The Greening Barbados Project was thus born, and the two threw their full media muscle behind the programme. The project, despite large volumes of publicity and the investment of resources into the hosting of two major expos however, has failed to generate the response and interest from the general public, corporations and groups that was anticipated.In fact, eight years on, it seems to have died a natural death. And so the challenge remains.

It moves one to ask- Do Barbadian companies give a hoot about their corporate social responsible (CSR)? Are CEOs of companies reading this article and saying CSR what? It is important to note that corporate social responsibility goes beyond charity and goodwill. The World Business Council for Sustainable Development considers it to be "the continuing commitment by businesses to behave ethically and contribute to economic development while improving the quality of life of the workforce and their families as well as of the local community and society at large." This implies some liability on the part of the company to be held accountable for the social and environmental consequences of its actions.

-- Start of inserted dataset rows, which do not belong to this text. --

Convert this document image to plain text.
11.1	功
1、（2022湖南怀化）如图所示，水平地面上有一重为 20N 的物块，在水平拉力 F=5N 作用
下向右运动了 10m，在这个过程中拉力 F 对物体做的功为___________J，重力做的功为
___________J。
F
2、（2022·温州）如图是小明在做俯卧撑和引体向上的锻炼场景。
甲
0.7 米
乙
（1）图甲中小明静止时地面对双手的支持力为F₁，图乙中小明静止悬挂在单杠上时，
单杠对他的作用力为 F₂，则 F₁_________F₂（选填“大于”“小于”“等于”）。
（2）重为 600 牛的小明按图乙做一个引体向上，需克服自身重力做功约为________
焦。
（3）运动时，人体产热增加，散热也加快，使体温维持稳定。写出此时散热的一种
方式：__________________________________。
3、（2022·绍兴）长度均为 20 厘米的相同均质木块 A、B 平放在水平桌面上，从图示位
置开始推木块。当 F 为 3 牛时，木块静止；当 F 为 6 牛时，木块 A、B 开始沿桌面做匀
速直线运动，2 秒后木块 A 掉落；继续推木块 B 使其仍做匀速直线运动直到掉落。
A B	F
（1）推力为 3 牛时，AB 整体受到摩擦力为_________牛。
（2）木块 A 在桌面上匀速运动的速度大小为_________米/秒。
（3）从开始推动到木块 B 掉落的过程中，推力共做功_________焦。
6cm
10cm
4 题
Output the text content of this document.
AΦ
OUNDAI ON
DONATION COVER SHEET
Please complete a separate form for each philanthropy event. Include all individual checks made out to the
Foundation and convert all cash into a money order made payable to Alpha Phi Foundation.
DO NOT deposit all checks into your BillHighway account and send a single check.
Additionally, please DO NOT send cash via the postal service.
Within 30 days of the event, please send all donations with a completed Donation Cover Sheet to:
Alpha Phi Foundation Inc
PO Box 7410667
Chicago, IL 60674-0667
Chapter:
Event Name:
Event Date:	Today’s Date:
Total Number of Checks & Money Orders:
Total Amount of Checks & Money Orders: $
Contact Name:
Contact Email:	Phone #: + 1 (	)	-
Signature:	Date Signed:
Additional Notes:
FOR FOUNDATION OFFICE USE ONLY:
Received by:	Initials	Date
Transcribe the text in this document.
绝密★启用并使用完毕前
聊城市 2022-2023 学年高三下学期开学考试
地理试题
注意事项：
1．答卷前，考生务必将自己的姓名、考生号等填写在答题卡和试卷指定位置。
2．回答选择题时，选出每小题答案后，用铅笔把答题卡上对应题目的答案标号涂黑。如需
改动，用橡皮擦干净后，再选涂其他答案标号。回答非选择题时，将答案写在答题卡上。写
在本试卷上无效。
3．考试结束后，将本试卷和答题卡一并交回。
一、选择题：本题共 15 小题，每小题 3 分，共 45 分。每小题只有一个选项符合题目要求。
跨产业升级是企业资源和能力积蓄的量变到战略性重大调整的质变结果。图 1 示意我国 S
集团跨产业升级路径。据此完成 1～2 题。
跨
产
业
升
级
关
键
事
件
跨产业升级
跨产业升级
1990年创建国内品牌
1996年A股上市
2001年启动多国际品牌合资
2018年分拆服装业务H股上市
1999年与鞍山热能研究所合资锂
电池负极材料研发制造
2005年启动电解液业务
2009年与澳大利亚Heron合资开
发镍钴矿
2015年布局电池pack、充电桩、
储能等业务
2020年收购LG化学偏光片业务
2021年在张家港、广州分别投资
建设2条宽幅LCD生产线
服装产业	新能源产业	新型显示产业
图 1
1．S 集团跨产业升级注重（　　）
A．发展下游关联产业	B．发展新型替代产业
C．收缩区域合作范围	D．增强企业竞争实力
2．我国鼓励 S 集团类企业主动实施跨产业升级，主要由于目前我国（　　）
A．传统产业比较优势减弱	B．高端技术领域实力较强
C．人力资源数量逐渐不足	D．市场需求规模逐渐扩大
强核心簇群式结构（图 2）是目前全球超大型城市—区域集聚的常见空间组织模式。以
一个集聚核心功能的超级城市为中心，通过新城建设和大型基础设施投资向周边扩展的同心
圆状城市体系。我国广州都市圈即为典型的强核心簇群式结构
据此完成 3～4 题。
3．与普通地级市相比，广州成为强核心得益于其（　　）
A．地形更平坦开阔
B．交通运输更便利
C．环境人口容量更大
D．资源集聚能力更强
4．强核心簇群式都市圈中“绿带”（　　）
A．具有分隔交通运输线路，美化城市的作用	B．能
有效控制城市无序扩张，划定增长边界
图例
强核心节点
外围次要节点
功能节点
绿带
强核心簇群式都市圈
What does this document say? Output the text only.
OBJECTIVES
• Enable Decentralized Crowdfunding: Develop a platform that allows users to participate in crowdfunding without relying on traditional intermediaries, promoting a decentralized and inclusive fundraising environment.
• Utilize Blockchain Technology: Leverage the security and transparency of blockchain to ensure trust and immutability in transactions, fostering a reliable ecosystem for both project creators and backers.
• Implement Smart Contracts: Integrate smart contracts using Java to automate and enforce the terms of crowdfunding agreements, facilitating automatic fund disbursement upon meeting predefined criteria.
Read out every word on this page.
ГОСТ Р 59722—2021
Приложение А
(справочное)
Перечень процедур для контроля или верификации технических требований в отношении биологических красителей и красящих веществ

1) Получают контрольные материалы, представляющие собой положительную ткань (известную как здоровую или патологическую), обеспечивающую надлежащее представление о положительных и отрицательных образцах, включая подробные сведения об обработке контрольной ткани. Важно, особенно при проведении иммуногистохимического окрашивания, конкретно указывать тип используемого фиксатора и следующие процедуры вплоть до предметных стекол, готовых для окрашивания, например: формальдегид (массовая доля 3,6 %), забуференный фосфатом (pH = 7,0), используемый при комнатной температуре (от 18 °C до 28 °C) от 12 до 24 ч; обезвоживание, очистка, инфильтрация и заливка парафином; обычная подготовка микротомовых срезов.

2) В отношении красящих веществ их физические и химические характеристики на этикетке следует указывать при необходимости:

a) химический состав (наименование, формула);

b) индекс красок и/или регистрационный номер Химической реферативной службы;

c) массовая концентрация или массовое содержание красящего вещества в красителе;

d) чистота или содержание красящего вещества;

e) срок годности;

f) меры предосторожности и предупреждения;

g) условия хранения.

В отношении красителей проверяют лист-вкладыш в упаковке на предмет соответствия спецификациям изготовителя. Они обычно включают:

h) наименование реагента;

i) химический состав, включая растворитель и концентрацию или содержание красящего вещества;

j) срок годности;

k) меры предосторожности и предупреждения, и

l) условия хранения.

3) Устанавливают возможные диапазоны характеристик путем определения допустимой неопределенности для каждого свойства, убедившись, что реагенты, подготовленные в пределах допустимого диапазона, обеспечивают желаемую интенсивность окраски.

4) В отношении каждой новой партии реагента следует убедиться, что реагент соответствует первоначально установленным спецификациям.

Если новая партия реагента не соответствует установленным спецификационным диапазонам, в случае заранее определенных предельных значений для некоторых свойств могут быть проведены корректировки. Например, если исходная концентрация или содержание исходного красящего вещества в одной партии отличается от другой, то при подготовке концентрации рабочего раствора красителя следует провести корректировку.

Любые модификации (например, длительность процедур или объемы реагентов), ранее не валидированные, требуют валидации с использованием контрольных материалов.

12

It is encouraging to note that the local hotel sector is paying attention to its CSR and seems to have gotten it right. One of the island’s environmental champions is Loretto Duffy-Mayers. Duffy-Mayers, Director of Environmental Programmes at the Almond Casuarina Resort, observed, “CSR is a major part of the green certification (programme for Green Globe 2) and what we do at Almond. We look at business holistically. Not just the financial aspect but the environmental, social and cultural aspects as well. Almond sponsors the Holders Season, CIMEX, and the St. Peter’s fair. Individual properties sponsor beach clean ups and programmes in their area. Every year we have Environmental Week and there is a UWI lecture and tours of the property. We believe that for tourism to be sustainable everyone must benefit and it must not impact negatively on the lives of the people in the area”.

It must be said that an organisation’s reputation is one of the biggest determinants of its success. In overseas markets, particularly in Europe, consumers are deliberately choosing to do business and buy products from companies that are environmentally friendly. Companies are responding by greening their processes and letting the consumer know in their packaging and advertising just how environmentally friendly they are. Large corporations like Wal-Mart are teaming up with environmental groups and cosmetic companies are declaring that they are not doing any animal testing. Large oil companies are contributing to save the whale, penguins and seals projects.

But what of the Barbadian company and the Barbadian consumer? Should Barbadian companies see CSR as part of their business strategy or should they wait until consumers demand it? The progressive company examines all the potential areas of crises and plans for them. That means taking CSR seriously and adopting a solid environmental and social strategy. Some of the island’s manufacturing entities are paying attention to CSR issues and are to be commended. Others like export leaders,the Rum Refinery of Mount Gay and Arawak Cement Company Ltd have gone further, seeking international environmental management system certification through the ISO 14000 series. They stand to benefits from increased efficiency and less wastage of energy and raw materials; compliance with environmental regulations and improved public perception, particularly among international organisations who may prefer to conduct business with companies that comply with accepted international environmental standards.

The improved competitive edge which they now enjoy should inspire other companies to incorporate these principles into their processes, not just as an export strategy but as part of the effort to be a good corporate citizen and to build a better Barbados.